I offered the compost, and dumped it in the bin. This entailed trudging through deep mud, as well as patches of still unmelted snow and ice. Difficult footing; it needed care. It needed care.

Rejoining my husband, I held up the small bowl of herbs and stones to the full moon. At which point his eyes widened apologetically, and an attack of the runs forced him inside. So I continued to stand there, lifting the bowl to the moon, wondering how long he would be in the bathroom.

When he returned, I placed in the cauldron of water a sprig of rosemary; one of mint; one of parsley (for money and business); of sage (for wisdom and balance); a bay leaf (for success); and a cinnamon stick (to augment the spell). I stirred it with the athame, blessed it, held it up to the moon, expressed the hope that it would bless my husband’s efforts. Then we went inside.

He buried the herbs and the dime in the soil, planted the basil, and watered it with the contents of the cauldron. He arranged the malachite, tiger eye, sodalite, and the dolphin in the soil around the plant. He and I each drank water from the chalice, and I poured the rest around the plant.

Thanks; blessing; opening the circle.

He said he thought he’d been “purged,” both physically (the runs) and emotionally. We forgot, incidentally, the chant; no matter– it’s more important that the spell “flowed.” My husband had never seen me do a ritual or spell, and was impressed by the “reverence.”

He will have to tend the plant, which was the point: magic is not passive. I can’t do something to make employers hire him, or to make him work effectively, or to make him let go of the guilt, anger, or fear that might get in his way.

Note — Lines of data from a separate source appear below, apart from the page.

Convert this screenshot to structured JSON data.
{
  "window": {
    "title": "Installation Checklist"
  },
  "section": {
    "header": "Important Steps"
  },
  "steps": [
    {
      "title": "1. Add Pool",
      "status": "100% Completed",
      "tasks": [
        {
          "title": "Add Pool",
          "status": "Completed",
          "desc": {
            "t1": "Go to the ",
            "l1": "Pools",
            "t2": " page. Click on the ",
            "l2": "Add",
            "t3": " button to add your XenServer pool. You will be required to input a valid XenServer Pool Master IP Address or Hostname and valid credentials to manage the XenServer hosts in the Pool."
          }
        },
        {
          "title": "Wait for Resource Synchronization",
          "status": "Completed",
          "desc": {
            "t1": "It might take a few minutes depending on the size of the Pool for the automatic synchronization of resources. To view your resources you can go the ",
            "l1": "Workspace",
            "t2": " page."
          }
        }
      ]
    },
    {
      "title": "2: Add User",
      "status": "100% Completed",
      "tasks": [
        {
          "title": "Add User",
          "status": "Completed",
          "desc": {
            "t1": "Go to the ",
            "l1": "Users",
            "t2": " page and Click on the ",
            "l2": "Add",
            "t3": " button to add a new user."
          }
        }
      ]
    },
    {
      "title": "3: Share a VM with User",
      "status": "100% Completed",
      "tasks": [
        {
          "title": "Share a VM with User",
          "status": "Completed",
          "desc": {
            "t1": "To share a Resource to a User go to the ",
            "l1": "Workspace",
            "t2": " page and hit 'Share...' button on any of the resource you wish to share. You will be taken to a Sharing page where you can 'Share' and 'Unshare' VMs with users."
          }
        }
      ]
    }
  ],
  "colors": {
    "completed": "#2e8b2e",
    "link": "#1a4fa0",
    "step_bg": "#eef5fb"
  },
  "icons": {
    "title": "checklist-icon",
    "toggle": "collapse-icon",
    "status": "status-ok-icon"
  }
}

But I can act out with him the process of realignment, and prepare a daily reminder of the inner qualities he will need to be at peace in work or out of it, and of the renewed love and concern that go with him.

He said he felt calmer, and appreciated the care I put into it. I feel more heart whole for his having valued my effort. And now it’s just a matter of tending the basil.

About this blog

March 14, 2013

This blog, and its companion, “Skeptical Witch,” are my contribution to the diverse world of the Craft.  In Skeptical Witch, I explain why I have chosen the designation “witch,” and post reflections on how I reconcile the practices of modern witchcraft with critical thinking within an atheist world view.  Anyone who is looking for companionship on a similar journey is welcome to read and respond.  In it, I write not as a leader or scholar, but as an explorer-practitioner, recording the day to day growth in my understanding of these practices.  What does it mean to me to “cast a spell,” work “magic,” undertake a “shamanic journey?”  These are phrases that would have had me rolling my eyes not long ago, and the Skeptical Witch is born of my recognition that these practices could mean something very different from the reality-proof superstitions I took them to be.  I have found plenty of presentations of them which confirmed my worst suspicions, but plenty of others which have shown a rational awareness combined with psychological insight, allowing me to accept something I already found inexplicably compelling.

This blog, Solitary Witch, is less concerned with creating a safe-zone for my intellect, and more about sharing meditations, spells, and anything I find inspirational.  This is the realm I enter when I have answered my doubts to my own satisfaction, and begin to practice freely.  You could think of it as the difference between a theologian crafting arguments, and a theologian at prayer– at this site, the thealogian sets aside argument in order to experience, and is enriched.